Berulis and his team initiated a formal breach investigation, preparing a request for assistance from CISA, the government’s cybersecurity agency. They needed more resources, more expertise. But the effort was abruptly shut down from above. No explanation given. Just… stop.

The isolation closed in. Then the fear became sickeningly personal. Days after the CISA request was quashed, Berulis found an envelope taped to his apartment door. Inside, a printed letter. Threatening language. Sensitive personal information – things no casual observer should know. And overhead photos of him walking his dog, grainy but unmistakable, clearly taken by a drone. The message was crude but effective: We see you. We know where you live. Shut up. The note specifically referenced his decision to report the breach internally. Law enforcement was investigating, but the chill was absolute. This wasn’t just about data anymore.

Who was behind DOGE? Ostensibly, the White House. But steered by Muskrat, a man with global business interests and opaque connections, including to Putin’s Russia. A man whose other companies, like SpaceX, had active, contentious cases before the NLRB. Was this efficiency, or corporate espionage sanctioned at the highest levels? Was it political sabotage aimed at crippling labor protections? Or was it something even worse – sensitive American data flowing, intentionally or accidentally, into the hands of foreign adversaries via a backdoor installed by government decree?  

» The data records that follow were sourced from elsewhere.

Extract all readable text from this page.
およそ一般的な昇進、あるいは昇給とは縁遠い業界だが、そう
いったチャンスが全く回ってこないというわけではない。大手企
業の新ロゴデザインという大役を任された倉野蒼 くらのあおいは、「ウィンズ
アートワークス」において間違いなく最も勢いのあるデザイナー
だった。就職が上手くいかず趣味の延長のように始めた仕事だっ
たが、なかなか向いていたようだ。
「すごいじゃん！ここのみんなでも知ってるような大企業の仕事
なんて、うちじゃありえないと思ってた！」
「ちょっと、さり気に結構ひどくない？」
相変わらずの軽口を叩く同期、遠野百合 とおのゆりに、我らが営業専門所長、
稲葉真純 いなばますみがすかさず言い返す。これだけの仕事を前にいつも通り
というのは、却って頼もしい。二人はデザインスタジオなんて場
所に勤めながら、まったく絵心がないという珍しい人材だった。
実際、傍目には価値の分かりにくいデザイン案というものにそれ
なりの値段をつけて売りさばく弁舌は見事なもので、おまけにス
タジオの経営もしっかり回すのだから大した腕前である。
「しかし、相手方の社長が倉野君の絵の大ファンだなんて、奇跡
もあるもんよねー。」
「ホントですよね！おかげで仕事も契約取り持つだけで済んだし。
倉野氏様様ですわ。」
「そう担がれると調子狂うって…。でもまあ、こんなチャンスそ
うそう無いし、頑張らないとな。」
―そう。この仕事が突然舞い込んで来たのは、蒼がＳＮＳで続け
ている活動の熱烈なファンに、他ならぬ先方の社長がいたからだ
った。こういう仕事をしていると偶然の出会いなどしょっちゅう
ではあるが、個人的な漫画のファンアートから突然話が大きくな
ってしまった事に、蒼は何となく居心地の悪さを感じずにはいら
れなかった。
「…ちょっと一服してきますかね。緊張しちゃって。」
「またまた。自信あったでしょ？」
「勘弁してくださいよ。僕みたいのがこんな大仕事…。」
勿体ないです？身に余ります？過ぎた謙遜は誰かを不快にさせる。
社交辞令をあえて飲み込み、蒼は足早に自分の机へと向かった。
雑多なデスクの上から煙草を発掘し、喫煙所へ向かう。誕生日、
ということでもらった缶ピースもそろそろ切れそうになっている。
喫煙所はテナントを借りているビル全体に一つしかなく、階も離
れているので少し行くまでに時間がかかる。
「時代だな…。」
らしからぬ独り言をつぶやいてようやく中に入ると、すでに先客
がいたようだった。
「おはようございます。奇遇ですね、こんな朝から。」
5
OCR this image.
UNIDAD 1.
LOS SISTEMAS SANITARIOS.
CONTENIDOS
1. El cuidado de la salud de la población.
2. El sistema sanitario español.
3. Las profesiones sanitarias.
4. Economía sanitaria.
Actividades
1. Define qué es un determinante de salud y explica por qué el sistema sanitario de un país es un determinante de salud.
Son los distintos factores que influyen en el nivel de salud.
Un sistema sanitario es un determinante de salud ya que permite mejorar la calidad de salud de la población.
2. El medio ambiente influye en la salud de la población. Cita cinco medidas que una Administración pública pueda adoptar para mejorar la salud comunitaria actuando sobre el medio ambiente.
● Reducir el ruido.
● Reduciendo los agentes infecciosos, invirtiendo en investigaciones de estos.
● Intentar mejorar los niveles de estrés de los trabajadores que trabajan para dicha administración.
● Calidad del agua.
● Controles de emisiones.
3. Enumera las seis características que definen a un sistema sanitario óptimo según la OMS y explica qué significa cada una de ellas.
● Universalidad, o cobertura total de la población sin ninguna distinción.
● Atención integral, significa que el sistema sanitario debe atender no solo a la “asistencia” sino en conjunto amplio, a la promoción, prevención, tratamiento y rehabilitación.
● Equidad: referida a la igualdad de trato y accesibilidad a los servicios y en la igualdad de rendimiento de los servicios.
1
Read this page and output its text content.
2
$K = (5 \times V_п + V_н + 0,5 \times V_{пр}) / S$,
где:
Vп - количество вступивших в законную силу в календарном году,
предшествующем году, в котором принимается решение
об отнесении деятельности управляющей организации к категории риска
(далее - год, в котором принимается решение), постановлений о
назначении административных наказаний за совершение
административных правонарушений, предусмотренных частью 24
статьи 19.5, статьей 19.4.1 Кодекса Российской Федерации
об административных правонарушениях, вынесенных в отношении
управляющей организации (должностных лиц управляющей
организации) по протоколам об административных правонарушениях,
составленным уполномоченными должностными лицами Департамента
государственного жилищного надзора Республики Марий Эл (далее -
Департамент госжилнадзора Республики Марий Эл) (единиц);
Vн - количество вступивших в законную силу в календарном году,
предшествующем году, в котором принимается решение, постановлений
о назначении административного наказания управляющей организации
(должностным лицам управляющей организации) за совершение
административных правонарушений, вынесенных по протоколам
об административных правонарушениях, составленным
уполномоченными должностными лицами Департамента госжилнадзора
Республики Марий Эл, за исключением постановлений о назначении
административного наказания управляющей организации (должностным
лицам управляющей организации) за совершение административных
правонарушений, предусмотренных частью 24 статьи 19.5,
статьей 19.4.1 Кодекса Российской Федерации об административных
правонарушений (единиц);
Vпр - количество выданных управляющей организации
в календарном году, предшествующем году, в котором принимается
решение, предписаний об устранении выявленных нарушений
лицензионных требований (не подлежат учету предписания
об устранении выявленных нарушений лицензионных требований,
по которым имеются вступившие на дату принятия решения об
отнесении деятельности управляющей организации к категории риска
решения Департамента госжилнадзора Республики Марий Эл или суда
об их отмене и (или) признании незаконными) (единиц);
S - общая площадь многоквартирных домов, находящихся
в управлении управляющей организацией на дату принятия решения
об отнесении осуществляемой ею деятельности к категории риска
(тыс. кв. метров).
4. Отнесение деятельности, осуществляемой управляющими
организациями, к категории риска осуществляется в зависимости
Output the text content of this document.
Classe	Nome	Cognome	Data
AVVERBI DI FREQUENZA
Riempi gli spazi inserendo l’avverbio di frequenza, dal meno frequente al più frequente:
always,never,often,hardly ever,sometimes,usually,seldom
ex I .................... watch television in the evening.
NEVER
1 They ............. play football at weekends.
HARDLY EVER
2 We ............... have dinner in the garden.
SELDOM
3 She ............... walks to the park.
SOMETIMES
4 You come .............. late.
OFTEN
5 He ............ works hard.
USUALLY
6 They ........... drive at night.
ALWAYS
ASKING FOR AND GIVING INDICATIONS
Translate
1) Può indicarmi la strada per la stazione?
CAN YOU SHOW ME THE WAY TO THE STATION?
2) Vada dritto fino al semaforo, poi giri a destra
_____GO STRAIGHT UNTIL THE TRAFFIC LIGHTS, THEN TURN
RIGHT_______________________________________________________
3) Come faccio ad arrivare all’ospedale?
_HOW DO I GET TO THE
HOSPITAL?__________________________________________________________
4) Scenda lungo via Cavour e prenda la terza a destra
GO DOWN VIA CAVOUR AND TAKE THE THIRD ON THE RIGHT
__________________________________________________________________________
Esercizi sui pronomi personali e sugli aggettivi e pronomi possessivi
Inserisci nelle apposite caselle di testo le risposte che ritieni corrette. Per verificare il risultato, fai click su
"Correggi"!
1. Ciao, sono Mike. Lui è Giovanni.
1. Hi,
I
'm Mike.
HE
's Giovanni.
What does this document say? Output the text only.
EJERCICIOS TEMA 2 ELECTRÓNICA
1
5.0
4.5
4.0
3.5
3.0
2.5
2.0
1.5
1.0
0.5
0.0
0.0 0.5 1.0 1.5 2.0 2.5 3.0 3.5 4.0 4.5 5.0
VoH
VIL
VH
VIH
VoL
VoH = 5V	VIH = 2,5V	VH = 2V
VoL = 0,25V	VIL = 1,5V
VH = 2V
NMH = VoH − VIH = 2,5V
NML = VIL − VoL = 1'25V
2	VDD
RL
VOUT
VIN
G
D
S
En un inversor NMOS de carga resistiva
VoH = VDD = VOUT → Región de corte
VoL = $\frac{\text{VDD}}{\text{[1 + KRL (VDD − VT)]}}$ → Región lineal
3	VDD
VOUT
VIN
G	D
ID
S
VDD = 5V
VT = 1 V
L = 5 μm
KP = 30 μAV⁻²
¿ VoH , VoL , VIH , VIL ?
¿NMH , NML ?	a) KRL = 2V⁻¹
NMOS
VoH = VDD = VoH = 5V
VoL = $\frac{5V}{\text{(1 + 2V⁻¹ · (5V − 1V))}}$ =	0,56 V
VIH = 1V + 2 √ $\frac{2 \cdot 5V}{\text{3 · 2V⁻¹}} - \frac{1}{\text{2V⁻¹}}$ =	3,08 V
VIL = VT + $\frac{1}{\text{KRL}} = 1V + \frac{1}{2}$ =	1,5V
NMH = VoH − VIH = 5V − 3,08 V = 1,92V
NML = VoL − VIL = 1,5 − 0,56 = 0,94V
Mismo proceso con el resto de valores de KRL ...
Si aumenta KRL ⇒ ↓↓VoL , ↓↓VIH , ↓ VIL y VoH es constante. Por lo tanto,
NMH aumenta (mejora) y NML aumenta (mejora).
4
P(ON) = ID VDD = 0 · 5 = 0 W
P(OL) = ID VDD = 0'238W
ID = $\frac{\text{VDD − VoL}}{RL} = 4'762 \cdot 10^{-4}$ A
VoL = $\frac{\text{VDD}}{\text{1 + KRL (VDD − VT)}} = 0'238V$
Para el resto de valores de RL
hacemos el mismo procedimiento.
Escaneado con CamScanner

Berulis looked at the puzzle pieces he’d painstakingly assembled: the demands for secrecy, the disabled logs, the backdoor tools, the massive data exfiltration, the sophisticated masking techniques, the Russian login attempts, the stonewalled investigation, the personal threats. The picture wasn’t just bad; it was horrifying.

He knew the risks of coming forward. He’d seen the “culture of fear” descend. But the alternative – silence, while the digital veins of the agency bled sensitive data to God-knows-where, potentially benefiting oligarchs in Moscow or silencing American workers – was unthinkable. He had to talk. He had to hope someone was listening. The hum of the servers now sounded like a warning klaxon, and time, he suspected, was running out. Maybe, just maybe, there was still time.